Virginie Abadie Dalle est la fondatrice du réseau SNCF au féminin dont elle est la Présidente.

C’est aussi une EVEsienne de la première heure qui assume pleinement les inspirations et impulsions que notre Programme de leadership au féminin lui a données pour créer et déployer SNCF au féminin, le plus grand réseau professionnel de femmes en France…

Un réseau voué à la stimulation des carrières féminines au sein de l’entreprise mais aussi un réseau qui entend prendre sa pleine part aux affaires de l’entreprise et au mouvement de transformations dans lequel elle est engagée.

Interview.

 

 

Eve le blog : Bonjour Virginie, pouvez-vous nous raconter la genèse de SNCF au féminin?

Virginie Abadie Dalle : J’ai coutume de dire que le réseau SNCF au féminin est une inspiration d’EVE. Plus que ça, je le revendique.

Voilà comment ça s’est passé : j’ai fait partie, lors de la première édition d’EVE, en 2010, de la délégation d’une quinzaine de femmes de SNCF, venues « pour voir ». Et nous n’avons pas été déçues par ce que nous avons vu lors de ce séminaire qui sait aborder un sujet sensible et complexe avec le ton juste. Ce ton juste, ça tient en grande partie à l’esprit d’EVE, qui est avant tout aux rencontres. Il y a les rencontres entre entreprises, c’est en quelque sorte la règle du jeu, mais aussi les rencontres entre personnes d’une même entreprise à qui est donnée une occasion rare de se découvrir et d’apprendre à se connaître autrement que dans le strict cadre de la vie professionnelle.

Pour nous, les premières EVEsiennes de SNCF, ça a été une révélation : nous nous sommes rendu compte que nous nous connaissions assez peu les unes les autres, alors que d’une part nous avions en commun de travailler dans la même entreprise, mais aussi beaucoup de vécu partagé et la même envie de faire avancer la question des femmes dans notre entreprise.

Nous avions aussi tout simplement envie de nous revoir, de prolonger le moment d’EVE, et bien sûr, de partager cette expérience avec d’autres femmes.
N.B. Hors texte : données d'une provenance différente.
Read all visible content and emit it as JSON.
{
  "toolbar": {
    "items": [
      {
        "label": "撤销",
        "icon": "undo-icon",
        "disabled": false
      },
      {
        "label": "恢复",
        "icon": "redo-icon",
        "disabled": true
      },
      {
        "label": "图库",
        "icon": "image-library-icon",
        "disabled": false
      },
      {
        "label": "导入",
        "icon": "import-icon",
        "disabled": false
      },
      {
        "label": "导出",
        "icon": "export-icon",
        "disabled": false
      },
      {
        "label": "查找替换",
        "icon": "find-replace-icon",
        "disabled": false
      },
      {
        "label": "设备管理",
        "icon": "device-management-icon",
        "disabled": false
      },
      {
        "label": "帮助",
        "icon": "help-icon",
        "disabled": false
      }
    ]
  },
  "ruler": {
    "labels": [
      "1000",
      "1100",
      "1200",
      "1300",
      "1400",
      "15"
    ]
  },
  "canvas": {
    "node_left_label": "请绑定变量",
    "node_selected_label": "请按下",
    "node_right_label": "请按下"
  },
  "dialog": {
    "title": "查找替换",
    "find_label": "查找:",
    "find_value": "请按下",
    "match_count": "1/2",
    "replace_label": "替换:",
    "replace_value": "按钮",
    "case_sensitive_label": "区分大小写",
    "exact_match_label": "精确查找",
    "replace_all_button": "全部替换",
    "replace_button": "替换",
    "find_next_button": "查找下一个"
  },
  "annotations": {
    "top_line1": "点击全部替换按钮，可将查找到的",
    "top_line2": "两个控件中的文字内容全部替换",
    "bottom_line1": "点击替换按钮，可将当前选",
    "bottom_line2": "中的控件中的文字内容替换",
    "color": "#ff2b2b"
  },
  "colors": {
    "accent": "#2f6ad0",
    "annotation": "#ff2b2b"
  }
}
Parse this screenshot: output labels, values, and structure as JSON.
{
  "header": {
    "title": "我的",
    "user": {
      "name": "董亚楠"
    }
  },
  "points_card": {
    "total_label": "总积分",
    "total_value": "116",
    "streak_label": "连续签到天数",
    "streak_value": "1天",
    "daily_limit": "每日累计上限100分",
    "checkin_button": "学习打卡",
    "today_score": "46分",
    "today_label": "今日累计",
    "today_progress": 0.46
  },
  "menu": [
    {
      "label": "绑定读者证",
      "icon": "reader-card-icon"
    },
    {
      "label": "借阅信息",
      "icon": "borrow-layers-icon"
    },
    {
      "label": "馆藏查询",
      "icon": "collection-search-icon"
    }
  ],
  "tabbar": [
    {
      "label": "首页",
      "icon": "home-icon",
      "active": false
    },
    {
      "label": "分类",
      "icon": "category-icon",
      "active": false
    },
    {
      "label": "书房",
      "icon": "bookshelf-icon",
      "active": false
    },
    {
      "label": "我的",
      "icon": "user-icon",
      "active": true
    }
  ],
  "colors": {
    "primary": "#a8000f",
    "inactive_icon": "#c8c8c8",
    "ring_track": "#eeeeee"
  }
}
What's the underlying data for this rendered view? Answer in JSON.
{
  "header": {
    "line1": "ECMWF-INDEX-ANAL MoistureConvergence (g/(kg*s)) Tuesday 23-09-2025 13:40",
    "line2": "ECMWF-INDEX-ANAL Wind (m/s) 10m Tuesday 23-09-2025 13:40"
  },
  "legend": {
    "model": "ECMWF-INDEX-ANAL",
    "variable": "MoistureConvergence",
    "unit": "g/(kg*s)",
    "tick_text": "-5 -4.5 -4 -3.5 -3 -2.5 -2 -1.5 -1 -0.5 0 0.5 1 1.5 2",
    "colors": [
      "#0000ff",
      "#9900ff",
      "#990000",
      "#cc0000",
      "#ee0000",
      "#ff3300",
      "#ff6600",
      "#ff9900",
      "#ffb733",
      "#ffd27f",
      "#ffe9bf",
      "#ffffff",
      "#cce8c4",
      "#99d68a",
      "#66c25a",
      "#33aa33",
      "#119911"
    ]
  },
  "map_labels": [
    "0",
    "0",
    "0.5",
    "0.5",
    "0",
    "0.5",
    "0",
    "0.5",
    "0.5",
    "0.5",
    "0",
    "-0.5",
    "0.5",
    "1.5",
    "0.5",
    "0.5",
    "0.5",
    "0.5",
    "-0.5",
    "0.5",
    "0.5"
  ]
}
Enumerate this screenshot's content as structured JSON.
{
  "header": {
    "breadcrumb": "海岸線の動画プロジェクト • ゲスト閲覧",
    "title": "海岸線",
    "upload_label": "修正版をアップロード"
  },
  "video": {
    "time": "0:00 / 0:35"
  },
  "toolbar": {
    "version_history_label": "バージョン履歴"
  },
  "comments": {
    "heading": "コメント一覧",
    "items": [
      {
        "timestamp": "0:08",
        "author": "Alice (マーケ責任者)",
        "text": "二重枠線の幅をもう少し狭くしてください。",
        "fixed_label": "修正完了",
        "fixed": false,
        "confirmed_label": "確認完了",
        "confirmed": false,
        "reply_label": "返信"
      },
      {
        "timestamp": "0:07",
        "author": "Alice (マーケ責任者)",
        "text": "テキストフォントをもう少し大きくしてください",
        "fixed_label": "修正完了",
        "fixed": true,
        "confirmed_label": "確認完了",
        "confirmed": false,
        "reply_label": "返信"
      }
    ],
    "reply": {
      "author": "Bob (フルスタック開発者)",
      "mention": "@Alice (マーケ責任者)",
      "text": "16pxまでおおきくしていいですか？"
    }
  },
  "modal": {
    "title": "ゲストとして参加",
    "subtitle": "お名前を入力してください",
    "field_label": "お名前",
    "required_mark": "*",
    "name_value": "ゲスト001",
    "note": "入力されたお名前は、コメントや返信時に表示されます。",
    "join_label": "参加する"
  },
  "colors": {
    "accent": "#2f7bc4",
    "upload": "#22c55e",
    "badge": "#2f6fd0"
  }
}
Je ne voulais pas laisser passer cet instant de grâce. Il fallait tout de suite, tant que nous étions dans cette émotion, dans ce désir d’échanger, dans cette impulsion, je dirais même dans cette espérance, que je propose au sein de SNCF quelque chose qui fasse suite à EVE.

 

 

Eve le blog : Et que proposez-vous, alors, pour qu’EVE se prolonge chez SNCF?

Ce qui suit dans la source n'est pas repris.